Marine Le Pen a dénoncé mercredi le retrait par Emmanuel Macron du veto français qui a relancé le possible élargissement de l’UE à la Macédoine du Nord et à l’Albanie. « En pleine crise sanitaire, Macron fait passer en catimini une décision rejetée par une majorité de Français ! On s’en souviendra », avertit-elle. Les pays de l’UE ont approuvé mardi l’ouverture des négociations pour intégrer la Macédoine du Nord et, sous conditions, l’Albanie, a annoncé le commissaire européen à l’Élargissement, Oliver Varhelyi.
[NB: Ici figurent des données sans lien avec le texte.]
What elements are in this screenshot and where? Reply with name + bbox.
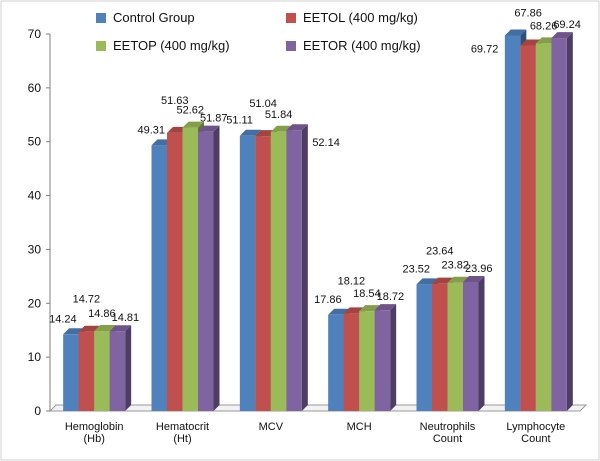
bar-top <box>109 325 132 332</box>
category-label: Lymphocyte <box>506 421 565 433</box>
data-label: 14.24 <box>49 313 77 325</box>
bar <box>416 284 432 411</box>
data-label: 23.82 <box>441 260 469 272</box>
category-label: (Ht) <box>173 433 191 445</box>
bar-top <box>94 324 116 331</box>
category-label: Count <box>433 433 462 445</box>
y-tick-label: 40 <box>28 189 42 203</box>
bar <box>270 131 287 411</box>
bar <box>94 330 110 411</box>
data-label: 23.96 <box>465 263 493 275</box>
bar-top <box>182 121 204 128</box>
bar-top <box>239 129 262 136</box>
bar <box>239 135 256 411</box>
category-label: Hematocrit <box>156 421 209 433</box>
bar <box>343 313 360 411</box>
data-label: 52.14 <box>312 137 340 149</box>
bar-top <box>447 276 469 283</box>
legend-swatch <box>96 13 106 23</box>
bar-side <box>390 304 397 411</box>
bar <box>255 136 271 411</box>
data-label: 69.72 <box>471 44 499 56</box>
bar <box>504 35 521 412</box>
bar <box>63 334 79 411</box>
data-label: 18.12 <box>338 275 366 287</box>
y-tick-label: 70 <box>28 27 42 41</box>
bar <box>151 145 167 412</box>
data-label: 52.62 <box>176 105 204 117</box>
category-label: Hemoglobin <box>65 421 124 433</box>
data-label: 51.84 <box>265 109 293 121</box>
data-label: 18.54 <box>353 288 381 300</box>
data-label: 18.72 <box>377 291 405 303</box>
legend-swatch <box>286 13 296 23</box>
bar-side <box>478 275 485 411</box>
data-label: 51.04 <box>249 98 277 110</box>
data-label: 17.86 <box>314 294 342 306</box>
y-tick-label: 60 <box>28 81 42 95</box>
legend-label: EETOL (400 mg/kg) <box>303 10 418 25</box>
bar-top <box>374 304 397 311</box>
bar-side <box>125 325 132 411</box>
data-label: 51.11 <box>226 115 253 127</box>
legend-label: Control Group <box>113 10 195 25</box>
data-label: 51.63 <box>161 95 189 107</box>
bar <box>520 45 536 412</box>
bar-side <box>213 125 220 411</box>
bar-top <box>504 29 527 36</box>
bar-top <box>416 278 438 285</box>
y-tick-label: 10 <box>28 350 42 364</box>
data-label: 14.81 <box>112 312 140 324</box>
bar <box>447 282 463 411</box>
bar <box>432 283 448 411</box>
bar <box>109 331 126 411</box>
category-label: MCH <box>347 421 372 433</box>
legend-label: EETOR (400 mg/kg) <box>303 38 421 53</box>
bar-top <box>198 125 220 132</box>
bar <box>182 127 198 412</box>
bar <box>374 310 391 411</box>
data-label: 51.87 <box>200 113 228 125</box>
category-label: Count <box>521 433 550 445</box>
category-label: (Hb) <box>83 433 104 445</box>
bar-top <box>551 32 573 39</box>
bar <box>198 131 214 411</box>
bar-side <box>566 32 573 412</box>
category-label: Neutrophils <box>420 421 476 433</box>
bar <box>551 38 567 412</box>
bar-top <box>286 124 308 131</box>
data-label: 14.72 <box>73 294 101 306</box>
data-label: 14.86 <box>88 308 116 320</box>
category-label: MCV <box>259 421 284 433</box>
data-label: 49.31 <box>137 124 165 136</box>
data-label: 23.64 <box>426 246 454 258</box>
data-label: 68.26 <box>530 20 558 32</box>
data-label: 67.86 <box>514 8 542 20</box>
legend-swatch <box>96 41 106 51</box>
y-tick-label: 50 <box>28 135 42 149</box>
bar <box>167 132 183 411</box>
bar <box>328 314 344 411</box>
bar <box>286 130 302 412</box>
data-label: 23.52 <box>402 263 430 275</box>
bar <box>463 281 479 411</box>
data-label: 69.24 <box>553 19 581 31</box>
bar-side <box>301 124 308 412</box>
y-tick-label: 30 <box>28 242 42 256</box>
bar <box>535 43 552 411</box>
legend-label: EETOP (400 mg/kg) <box>113 38 230 53</box>
legend-swatch <box>286 41 296 51</box>
bar-top <box>78 325 101 332</box>
bar-top <box>463 275 485 282</box>
bar <box>359 311 375 411</box>
bar <box>78 331 95 411</box>
y-tick-label: 20 <box>28 296 42 310</box>
y-tick-label: 0 <box>34 404 41 418</box>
La présidente de la Commission européenne, l’Allemande Ursula von der Leyen s’est déclarée « ravie » de cette décision et a espéré que « les dirigeants de l’UE l’approuveront cette semaine ». Les ministres des Affaires européennes ont entériné l’accord trouvé la veille par leurs ambassadeurs à Bruxelles. Mais il ne s’agit que d’un « accord politique », a souligné le commissaire. Il doit être confirmé par une procédure écrite mercredi et entériné par les dirigeants de l’UE lors de leur sommet virtuel jeudi, selon un responsable européen.

Une procédure réversible

Si l’accord redonne espoir aux deux candidats, la route sera encore difficile pour l’Albanie car l’Allemagne et les Pays-Bas ont exigé de Tirana des réformes à accomplir avant l’ouverture formelle des négociations. Le processus avait été bloqué lors du sommet européen d’octobre 2019, lorsque plusieurs Etats membres avaient refusé d’ouvrir les négociations avec ces deux pays.

Le président français Emmanuel Macron avait été le plus explicite dans ses motivations et avait porté la responsabilité du refus. Mais « plusieurs autres Etats avaient émis des doutes et des réserves », a reconnu le commissaire Varhelyi. La France a obtenu une nouvelle procédure d’adhésion à l’UE plus stricte et réversible, avec la possibilité de suspendre ou d’arrêter les négociations avec les candidats.